Philadelphia Energy CEO Rinaldi to retire in March

NEW YORK (Reuters) - Philadelphia Energy Solutions Chief Executive Phil Rinaldi said he plans to retire in March, forcing the company to find a new leader as it responds to an industrywide downturn that has hit the U.S. East Coast the hardest.

Philip Rinaldi, chief executive of Philadelphia Energy Solutions, speaks at the annual IHS CERAWeek conference in Houston, Texas March 4, 2014. REUTERS/Rick Wilking

Rinaldi, 70, disclosed his plans in a memo to employees on Tuesday that did not give a reason for his departure.

It comes after Moody’s and Standard & Poor’s downgraded the company’s debt last month amid concerns about falling profits.

Carlyle Group spokesman Christopher Ullman said the firm had already begun looking for a new CEO.

“Phil’s remarkable leadership helped save and modernize the company, as well as preserve and create more than 1,000 jobs,” Ullman said.

Rinaldi has been CEO of the privately held company since 2010, when The Carlyle Group and Sunoco formed a joint venture to rescue the nearly shuttered Philadelphia refinery. He quickly became the region’s strongest advocate for energy expansion as the refinery turned profits off cheap crude flowing out of North Dakota.

There have been several high-profile setbacks for Rinaldi in the past two years, including a failed effort to take the company public, followed by layoffs and benefit cuts amid weak margins.

“We took the company off life support with help from The Carlyle Group,” Rinaldi said in the memo to employees seen by Reuters. “We invested more than $700 million modernizing the plant, improving efficiency and hiring a net 240 people since the time of the acquisition.”

He noted that it has been a challenging year due to the rising costs of meeting U.S. renewable fuel standards and other factors, but said the refinery’s future was bright, without providing any specifics.

Moody’s and S&P downgraded the refiner’s debt last month following a Reuters story that showed how Carlyle and its partner had banked millions in profits and put the company on less solid financial footing.

“We now view the company’s business risk profile as vulnerable because its profitability has declined meaningfully from 2014 and 2015 levels,” an analyst with Standard & Poor’s said when it issued the downgrade. “We expect profitability to be very weak in 2016 and to continue to be at weak levels in 2017.”

Rinaldi, who made millions by turning around a Kansas refinery before selling it, spent the last few years pitching the idea of transforming Philadelphia into an energy hub by leveraging the natural gas and other products flowing out of the Marcellus Shale region in western and northern Pennsylvania.

However, those efforts, which included proposals to build a natural gas pipeline into Philadelphia and create an energy export terminal on one of the last undeveloped patches of land on the city’s waterfront, failed because of lack of enthusiasm.

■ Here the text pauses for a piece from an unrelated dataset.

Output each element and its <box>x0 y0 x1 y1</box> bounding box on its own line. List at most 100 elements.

“Phil was the one driving the vision, and now that those projects seem to be not viable, there’s really nothing left for Phil to do,” said a source who participated in those talks.

In one of his first moves, Rinaldi invested in a new crude rail terminal that would eventually allow the refinery to haul as much as 280,000 barrels per day of Bakken crude oil from North Dakota. The terminal helped PES turn losses in 2013 into $210.8 million in net income in 2014, filings showed.

But the boom turned to bust by the end of 2015, as a Bakken discount to the U.S. benchmark crude price disappeared, production dropped and more pipeline capacity came online. Meanwhile, refiner margins dropped under the weight of high inventories built up during the good times.

The timing of the downturn was poor for Carlyle, which was preparing to take PES public in August 2015. In the end, PES could not get the price it wanted and abandoned the plan to go public in September. [L2N1BQ0RC]

Weeks later, PES laid off about 100 non-union employees and slashed some retirement and health benefits. [L1N1CG0U7]

Despite the downturn, Carlyle Group and its partner, Sunoco parent Energy Transfer Partners, have done well. The partnership banked hundreds of millions from the refinery in dividend-style payouts that were funded in part from a loan that continues to weigh on the company, Reuters reported last month. [L1N1D8040]

In total, between 2013 and 2015 payouts and tax advances to the partnership reached $480.9 million, all but guaranteeing Carlyle’s venture would be profitable.

Mark Routt, chief economist for the Americas at KBC Advanced Technology, said of Rinaldi’s retirement, “It’s indicative of the pressures that the Atlantic refiners from the East Coast Canada to the U.S. are facing.”